Join us for our annual No Ivy Day at the
Join Friends of Baltimore Woods and Portland Parks & Recreation to remove invasive non-native species, including English ivy, clematis, and Himalayan blackberry. Invasive species removal restores wildlife habitat and to encourages native species regeneration to prevent erosion and water run-off.
Please wear long thick pants, a long-sleeved shirt and sturdy shoes. Bring a water bottle, rain gear and sunhat. Instruction, tools, gloves, water, coffee/tea and KIND Snacks provided. This is a family-friendly event and all ages are welcome but children must be supervised by an adult.

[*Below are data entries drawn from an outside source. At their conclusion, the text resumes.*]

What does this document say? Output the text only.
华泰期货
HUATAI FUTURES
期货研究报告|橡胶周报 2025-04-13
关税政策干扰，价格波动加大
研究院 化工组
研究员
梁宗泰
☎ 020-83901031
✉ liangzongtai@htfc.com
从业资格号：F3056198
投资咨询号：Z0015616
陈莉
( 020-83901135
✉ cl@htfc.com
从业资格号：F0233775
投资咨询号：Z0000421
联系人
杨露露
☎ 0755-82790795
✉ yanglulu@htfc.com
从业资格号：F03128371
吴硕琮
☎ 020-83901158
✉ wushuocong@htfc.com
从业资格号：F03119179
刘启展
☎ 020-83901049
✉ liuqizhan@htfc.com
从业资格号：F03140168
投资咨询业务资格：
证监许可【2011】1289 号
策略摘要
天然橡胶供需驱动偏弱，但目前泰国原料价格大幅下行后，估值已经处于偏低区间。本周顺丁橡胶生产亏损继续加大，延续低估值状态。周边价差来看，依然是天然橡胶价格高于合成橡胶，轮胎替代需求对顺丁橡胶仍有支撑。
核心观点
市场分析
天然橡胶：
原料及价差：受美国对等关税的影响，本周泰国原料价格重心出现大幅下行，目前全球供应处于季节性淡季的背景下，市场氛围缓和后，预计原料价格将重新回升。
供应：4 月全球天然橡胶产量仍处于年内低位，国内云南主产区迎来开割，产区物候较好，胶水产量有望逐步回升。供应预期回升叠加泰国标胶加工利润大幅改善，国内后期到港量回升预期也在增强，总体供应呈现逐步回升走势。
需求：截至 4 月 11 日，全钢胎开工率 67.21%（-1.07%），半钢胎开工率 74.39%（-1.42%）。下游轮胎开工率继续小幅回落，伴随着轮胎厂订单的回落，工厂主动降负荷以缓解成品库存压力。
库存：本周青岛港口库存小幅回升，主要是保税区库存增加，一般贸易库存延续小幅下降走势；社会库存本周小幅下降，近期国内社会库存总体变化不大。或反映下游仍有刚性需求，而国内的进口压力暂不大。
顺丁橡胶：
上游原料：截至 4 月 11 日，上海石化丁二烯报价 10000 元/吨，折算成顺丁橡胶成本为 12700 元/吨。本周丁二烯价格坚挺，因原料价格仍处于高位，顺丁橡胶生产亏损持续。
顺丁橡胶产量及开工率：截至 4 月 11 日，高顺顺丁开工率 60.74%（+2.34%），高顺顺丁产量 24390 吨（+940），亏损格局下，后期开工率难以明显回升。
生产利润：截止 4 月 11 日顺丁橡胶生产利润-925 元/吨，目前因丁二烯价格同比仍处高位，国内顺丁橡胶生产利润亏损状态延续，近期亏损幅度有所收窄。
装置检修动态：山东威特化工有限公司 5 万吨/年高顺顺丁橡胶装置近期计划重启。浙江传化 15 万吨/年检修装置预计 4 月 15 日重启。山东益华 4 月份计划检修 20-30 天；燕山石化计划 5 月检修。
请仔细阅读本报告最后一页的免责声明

- Date: Saturday, October 28th, 2017
- Time: 9:00 AM- 12:00 PM
- Address: N Catlin Ave, & N Decatur St.
Baltimore Woods is a 30 acre strip of woods and green space between the residential and industrial areas of the neighborhood between Cathedral Park and Pier Park. It is a green buffer of native Oregon white oak, maple trees and native plants. It provides a natural wildlife connectivity corridor, native oak habitat and watershed enhancement. While less than 2% of the original Willamette Valley oak woodland remains, Baltimore Woods has remnant native oak stands that provide unusually high value food and shelter for a variety of birds and mammals that feed on acorns in the winter and forage for insects among its many lichens and mosses.

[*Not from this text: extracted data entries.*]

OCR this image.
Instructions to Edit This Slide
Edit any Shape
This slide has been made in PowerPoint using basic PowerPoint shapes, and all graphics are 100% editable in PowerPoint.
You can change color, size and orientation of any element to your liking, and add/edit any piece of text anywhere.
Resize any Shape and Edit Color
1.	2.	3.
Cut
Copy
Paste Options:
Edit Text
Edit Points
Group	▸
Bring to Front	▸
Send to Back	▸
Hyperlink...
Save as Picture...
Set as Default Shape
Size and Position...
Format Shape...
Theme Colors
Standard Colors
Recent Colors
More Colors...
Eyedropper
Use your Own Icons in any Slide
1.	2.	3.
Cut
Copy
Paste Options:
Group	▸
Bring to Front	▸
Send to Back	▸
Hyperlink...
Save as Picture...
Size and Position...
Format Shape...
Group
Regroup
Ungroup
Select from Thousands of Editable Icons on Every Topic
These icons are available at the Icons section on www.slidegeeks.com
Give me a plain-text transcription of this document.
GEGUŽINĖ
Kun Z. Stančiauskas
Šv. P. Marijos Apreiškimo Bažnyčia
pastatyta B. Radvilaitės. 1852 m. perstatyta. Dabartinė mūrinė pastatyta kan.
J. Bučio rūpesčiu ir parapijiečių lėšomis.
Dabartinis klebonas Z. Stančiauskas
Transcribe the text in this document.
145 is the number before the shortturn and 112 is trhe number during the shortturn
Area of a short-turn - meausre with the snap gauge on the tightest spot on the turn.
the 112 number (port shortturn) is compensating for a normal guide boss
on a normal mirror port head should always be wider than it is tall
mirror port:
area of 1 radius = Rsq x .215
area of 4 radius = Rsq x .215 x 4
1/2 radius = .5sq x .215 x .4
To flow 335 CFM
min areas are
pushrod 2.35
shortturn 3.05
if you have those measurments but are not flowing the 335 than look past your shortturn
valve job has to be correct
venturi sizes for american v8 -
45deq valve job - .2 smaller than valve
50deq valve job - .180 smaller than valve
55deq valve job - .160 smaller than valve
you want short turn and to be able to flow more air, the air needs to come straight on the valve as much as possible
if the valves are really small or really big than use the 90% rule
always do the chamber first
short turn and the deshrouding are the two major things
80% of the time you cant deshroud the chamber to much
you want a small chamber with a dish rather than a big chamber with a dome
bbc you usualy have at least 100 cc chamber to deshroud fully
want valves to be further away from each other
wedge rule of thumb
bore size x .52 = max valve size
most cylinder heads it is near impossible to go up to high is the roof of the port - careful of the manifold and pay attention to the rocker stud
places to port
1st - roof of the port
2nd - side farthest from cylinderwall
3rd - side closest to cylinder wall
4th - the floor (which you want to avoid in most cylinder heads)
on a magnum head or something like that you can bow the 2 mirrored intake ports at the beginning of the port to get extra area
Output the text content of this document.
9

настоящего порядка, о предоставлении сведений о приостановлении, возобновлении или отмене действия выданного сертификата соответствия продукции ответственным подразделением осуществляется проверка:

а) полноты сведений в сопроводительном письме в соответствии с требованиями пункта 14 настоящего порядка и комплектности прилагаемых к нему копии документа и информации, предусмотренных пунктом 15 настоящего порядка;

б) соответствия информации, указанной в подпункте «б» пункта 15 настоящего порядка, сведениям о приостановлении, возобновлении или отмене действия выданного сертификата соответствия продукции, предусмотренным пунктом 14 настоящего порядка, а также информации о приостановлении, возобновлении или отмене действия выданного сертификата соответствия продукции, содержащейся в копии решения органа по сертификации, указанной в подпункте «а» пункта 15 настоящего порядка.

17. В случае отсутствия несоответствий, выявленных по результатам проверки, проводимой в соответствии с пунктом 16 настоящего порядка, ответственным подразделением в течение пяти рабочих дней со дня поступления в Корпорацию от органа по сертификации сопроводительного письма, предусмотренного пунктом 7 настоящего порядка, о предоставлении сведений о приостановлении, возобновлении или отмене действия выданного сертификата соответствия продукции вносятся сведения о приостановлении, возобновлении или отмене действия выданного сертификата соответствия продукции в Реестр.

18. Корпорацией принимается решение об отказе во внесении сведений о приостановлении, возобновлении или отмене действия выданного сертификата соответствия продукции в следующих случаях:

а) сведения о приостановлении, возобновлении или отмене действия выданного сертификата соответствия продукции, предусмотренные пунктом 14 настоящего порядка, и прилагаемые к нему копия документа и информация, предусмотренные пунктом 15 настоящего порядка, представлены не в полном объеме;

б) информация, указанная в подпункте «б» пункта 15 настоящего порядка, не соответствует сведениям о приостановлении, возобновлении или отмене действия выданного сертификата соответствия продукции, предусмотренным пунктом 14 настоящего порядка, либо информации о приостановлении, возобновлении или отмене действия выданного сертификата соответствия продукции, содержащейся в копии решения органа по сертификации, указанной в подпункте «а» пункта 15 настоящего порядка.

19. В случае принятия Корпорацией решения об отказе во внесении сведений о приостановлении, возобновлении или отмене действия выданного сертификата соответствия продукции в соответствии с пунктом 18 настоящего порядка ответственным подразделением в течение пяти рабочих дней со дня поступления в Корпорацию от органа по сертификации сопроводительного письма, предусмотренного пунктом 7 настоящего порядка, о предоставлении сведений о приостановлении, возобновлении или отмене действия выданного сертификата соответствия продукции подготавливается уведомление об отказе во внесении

Baltimore Woods is named for its gateway on North Baltimore Street in the St. Johns and Cathedral Park neighborhoods. Rich in local history, the woods is located at the heart of the original St. Johns land claim by the pioneer Loomis family in 1850, near the native American and pioneer cemeteries. It’s also the site where Lewis and Clark traveled and camped in 1806.
Baltimore Woods fills a gap in the North Portland Willamette Greenway Trail that will run from Kelley Point Park in the north of Portland to the East Bank Esplanade in southeast Portland. It also will close a gap in the 40-mile Loop Trail that circles the Portland metro area.